If you’re on Windows 7 and need help migrating applications to Windows 10, or you need to deploy Office 365 or Azure Active Directory — a prerequisite for MMD — you’ll also need a partner to help with that.

“This offering wouldn’t happen without the cloud,” Karagounis tells CIO.com. “The fact that so much of our technology has been able to migrate into a cloud-based infrastructure means we can start doing things like managing PCs over the cloud.”

The cloud will continue to allow Microsoft to collect both operational signals and security insights, and help it learn from any problems MMD customers have in order to improve the experience of all enterprise Windows customers, Karagounis says. This is the same principle as the Desktop App Assure program: When one customer reports an app compatibility problem, plenty of other customers likely have the same problem but haven't reported it. Karagounis says Microsoft has made “hundreds of changes” to the Microsoft 365 service based on running MMD for early customers.
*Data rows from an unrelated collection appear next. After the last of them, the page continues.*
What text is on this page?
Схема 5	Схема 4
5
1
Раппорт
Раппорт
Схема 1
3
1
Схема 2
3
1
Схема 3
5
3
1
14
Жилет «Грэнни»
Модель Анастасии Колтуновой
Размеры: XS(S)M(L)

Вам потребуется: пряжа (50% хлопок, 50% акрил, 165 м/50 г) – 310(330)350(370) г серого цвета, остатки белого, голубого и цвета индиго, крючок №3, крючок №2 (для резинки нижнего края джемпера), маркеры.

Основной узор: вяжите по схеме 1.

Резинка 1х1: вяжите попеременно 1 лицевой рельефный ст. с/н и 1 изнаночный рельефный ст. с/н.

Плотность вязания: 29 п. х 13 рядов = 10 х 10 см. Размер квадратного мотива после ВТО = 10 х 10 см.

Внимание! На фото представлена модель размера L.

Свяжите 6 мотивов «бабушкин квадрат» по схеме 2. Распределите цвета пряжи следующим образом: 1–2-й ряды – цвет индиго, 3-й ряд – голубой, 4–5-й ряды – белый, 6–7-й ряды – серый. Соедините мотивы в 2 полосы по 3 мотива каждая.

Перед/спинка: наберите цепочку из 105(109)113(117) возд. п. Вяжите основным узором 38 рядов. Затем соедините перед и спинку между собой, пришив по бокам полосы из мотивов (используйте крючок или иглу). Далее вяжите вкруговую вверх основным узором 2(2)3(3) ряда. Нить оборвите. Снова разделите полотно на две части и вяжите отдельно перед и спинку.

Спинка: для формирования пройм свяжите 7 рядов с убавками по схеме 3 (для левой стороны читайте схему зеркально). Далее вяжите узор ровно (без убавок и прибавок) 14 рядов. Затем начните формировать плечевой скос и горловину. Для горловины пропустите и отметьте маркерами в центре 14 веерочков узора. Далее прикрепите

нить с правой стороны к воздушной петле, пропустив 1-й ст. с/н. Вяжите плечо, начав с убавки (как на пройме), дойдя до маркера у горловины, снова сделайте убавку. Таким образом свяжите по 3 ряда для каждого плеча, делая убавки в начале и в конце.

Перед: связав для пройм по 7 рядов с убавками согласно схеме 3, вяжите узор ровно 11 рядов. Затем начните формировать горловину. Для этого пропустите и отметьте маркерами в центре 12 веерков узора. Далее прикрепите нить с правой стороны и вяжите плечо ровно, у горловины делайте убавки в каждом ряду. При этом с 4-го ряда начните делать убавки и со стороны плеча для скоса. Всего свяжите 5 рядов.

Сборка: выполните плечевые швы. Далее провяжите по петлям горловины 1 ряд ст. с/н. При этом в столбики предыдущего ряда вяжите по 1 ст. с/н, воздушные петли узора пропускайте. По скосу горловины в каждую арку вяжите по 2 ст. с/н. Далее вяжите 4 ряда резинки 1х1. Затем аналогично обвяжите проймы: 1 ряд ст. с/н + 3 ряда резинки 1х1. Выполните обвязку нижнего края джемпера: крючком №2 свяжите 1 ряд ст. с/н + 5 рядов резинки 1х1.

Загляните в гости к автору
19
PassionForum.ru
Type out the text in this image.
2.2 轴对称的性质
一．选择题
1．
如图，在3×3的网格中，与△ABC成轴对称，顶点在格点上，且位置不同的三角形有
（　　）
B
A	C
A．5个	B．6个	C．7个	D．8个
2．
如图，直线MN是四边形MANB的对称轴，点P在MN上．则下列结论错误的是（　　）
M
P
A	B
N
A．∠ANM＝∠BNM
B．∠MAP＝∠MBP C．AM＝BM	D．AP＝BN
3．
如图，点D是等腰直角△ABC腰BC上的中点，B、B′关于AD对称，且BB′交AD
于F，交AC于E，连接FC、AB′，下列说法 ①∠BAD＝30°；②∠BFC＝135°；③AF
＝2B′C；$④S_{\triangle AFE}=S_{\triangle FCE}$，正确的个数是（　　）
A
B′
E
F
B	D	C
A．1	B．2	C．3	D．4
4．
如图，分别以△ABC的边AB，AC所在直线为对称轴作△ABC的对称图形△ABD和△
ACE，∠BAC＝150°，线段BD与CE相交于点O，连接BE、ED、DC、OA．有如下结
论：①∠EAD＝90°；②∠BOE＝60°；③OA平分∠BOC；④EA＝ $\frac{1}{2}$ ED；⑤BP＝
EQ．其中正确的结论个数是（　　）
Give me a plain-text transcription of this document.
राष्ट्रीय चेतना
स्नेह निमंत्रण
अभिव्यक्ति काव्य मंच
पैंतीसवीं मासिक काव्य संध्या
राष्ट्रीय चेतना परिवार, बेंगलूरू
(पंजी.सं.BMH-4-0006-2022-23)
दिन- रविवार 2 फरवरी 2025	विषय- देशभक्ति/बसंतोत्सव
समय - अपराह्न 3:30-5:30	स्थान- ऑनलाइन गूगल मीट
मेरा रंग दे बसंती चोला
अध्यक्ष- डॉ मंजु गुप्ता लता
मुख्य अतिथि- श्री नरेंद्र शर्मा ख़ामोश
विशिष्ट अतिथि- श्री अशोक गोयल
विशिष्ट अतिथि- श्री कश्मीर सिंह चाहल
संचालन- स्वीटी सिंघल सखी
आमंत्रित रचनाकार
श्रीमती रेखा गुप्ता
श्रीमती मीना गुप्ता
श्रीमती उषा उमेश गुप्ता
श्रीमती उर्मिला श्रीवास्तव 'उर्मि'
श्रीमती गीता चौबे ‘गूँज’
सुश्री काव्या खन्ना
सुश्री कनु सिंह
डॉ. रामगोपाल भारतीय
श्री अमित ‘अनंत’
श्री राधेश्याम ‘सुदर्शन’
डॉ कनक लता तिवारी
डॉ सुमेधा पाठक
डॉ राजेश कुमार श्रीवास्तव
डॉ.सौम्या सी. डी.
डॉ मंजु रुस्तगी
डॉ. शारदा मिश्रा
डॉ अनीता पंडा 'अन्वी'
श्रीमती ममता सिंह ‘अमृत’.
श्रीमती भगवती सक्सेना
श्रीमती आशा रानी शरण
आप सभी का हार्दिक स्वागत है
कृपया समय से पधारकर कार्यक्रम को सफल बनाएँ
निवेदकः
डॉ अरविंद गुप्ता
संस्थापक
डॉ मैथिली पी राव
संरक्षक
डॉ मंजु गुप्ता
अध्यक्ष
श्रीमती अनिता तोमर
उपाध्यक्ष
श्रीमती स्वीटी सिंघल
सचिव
One of those changes was automatically syncing the desktop and common folders like Documents to OneDrive. “If one of our users drops a cup of coffee on their PC, we want to be able to send them out a new PC and when they log in everything comes down and OneDrive has already replicated their desktop and the known folders on the device and all the other data,” Karagounis says. “We want these devices to be effectively stateless, so we can reset them and replace them at any point.”

Microsoft also recently changed the setup experience for Azure AD customers. Previously, users could log on to a new PC with their enterprise credentials, get to the desktop, and start working with files while policy was being applied to install apps and encrypt the device.

“For our larger, more regulated customers that wasn’t acceptable,” Karagounis explains. “They wanted all the security pieces in place by the time a user could start doing things, so the operational risk and security departments can say, ‘That user is locked down; they’re running with standard user privilege; they’ve got all the right policies before they can do anything on our corporate network.’”

MMD is an enterprise service and the price varies based on the choice of devices.

For Seattle Reign’s Predmore, the early returns have been worth it.

“In the past, the way we managed the situation where we didn’t have the available resources to manage the complexity for the level of services we wanted to provide was that we simply did not provide those services,” he says. “That limited our ability because we didn’t have the structure in place to run the business the way we wanted do. If you look at the cost of the devices and software licences and someone to manage it, this is both better and less costly.”